Reputation: 369
Can we use output of MLP as cell state in LSTM network and train the MLP too with back propagation?
This is similar to image captioning with CNN & LSTM where the output of CNN is flattened and used as initial hidden/cell state and train the stacked network where even the CNN part is updated through back-propagation.
I tried an architecture in keras to achieve the same. Please find the code here.
But the weights of the MLP are not being updated. I understand this is more straightforward in tensorflow where we can explicitly mention which parameters to update with the loss, but can anyone help me with keras API?
Upvotes: 1
Views: 1482
Reputation: 7210
Yes, we can. Simply pass the output as the initial hidden state
. Remember that an LSTM has two hidden states, h
and c
. You can read more about this here. Note that you also do not have to create multiple keras models, but can simple connect all the layers.:
# define mlp
mlp_inp = Input(batch_shape=(batch_size, hidden_state_dim))
mlp_dense = Dense(hidden_state_dim, activation='relu')(mlp_inp)
## Define LSTM model
lstm_inp = Input(batch_shape=(batch_size, seq_len, inp_size))
lstm_layer = LSTM(lstm_dim)(lstm_inp, initial_state=[mlp_dense,mlp_dense])
lstm_out = Dense(10,activation='softmax')(lstm_layer)
model = Model([mlp_inp, lstm_inp], lstm_out)
model.compile(optimizer="adam", loss="categorical_crossentropy", metrics= ['accuracy'])
However, because of the above fact about having two states, you may want to consider two MLP layers for each initial state separately.
# define mlp
mlp_inp = Input(batch_shape=(batch_size, hidden_state_dim))
mlp_dense_h = Dense(hidden_state_dim, activation='relu')(mlp_inp)

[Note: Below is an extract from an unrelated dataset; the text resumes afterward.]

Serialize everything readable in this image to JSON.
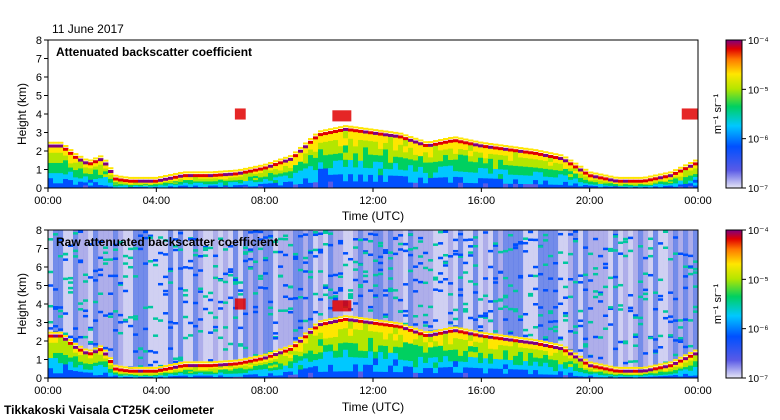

mlp_dense_c = Dense(hidden_state_dim, activation='relu')(mlp_inp)
## Define LSTM model
lstm_inp = Input(batch_shape=(batch_size, seq_len, inp_size))
lstm_layer = LSTM(lstm_dim)(lstm_inp, initial_state=[mlp_dense_h,mlp_dense_c])
lstm_out = Dense(10,activation='softmax')(lstm_layer)
model = Model([mlp_inp, lstm_inp], lstm_out)
model.compile(optimizer="adam", loss="categorical_crossentropy", metrics= ['accuracy'])
Also, note that when you go about saving this model, use save_weights
instead of save
because save_model
can not handle the initial state passing. Also, as a slight note.
Upvotes: 2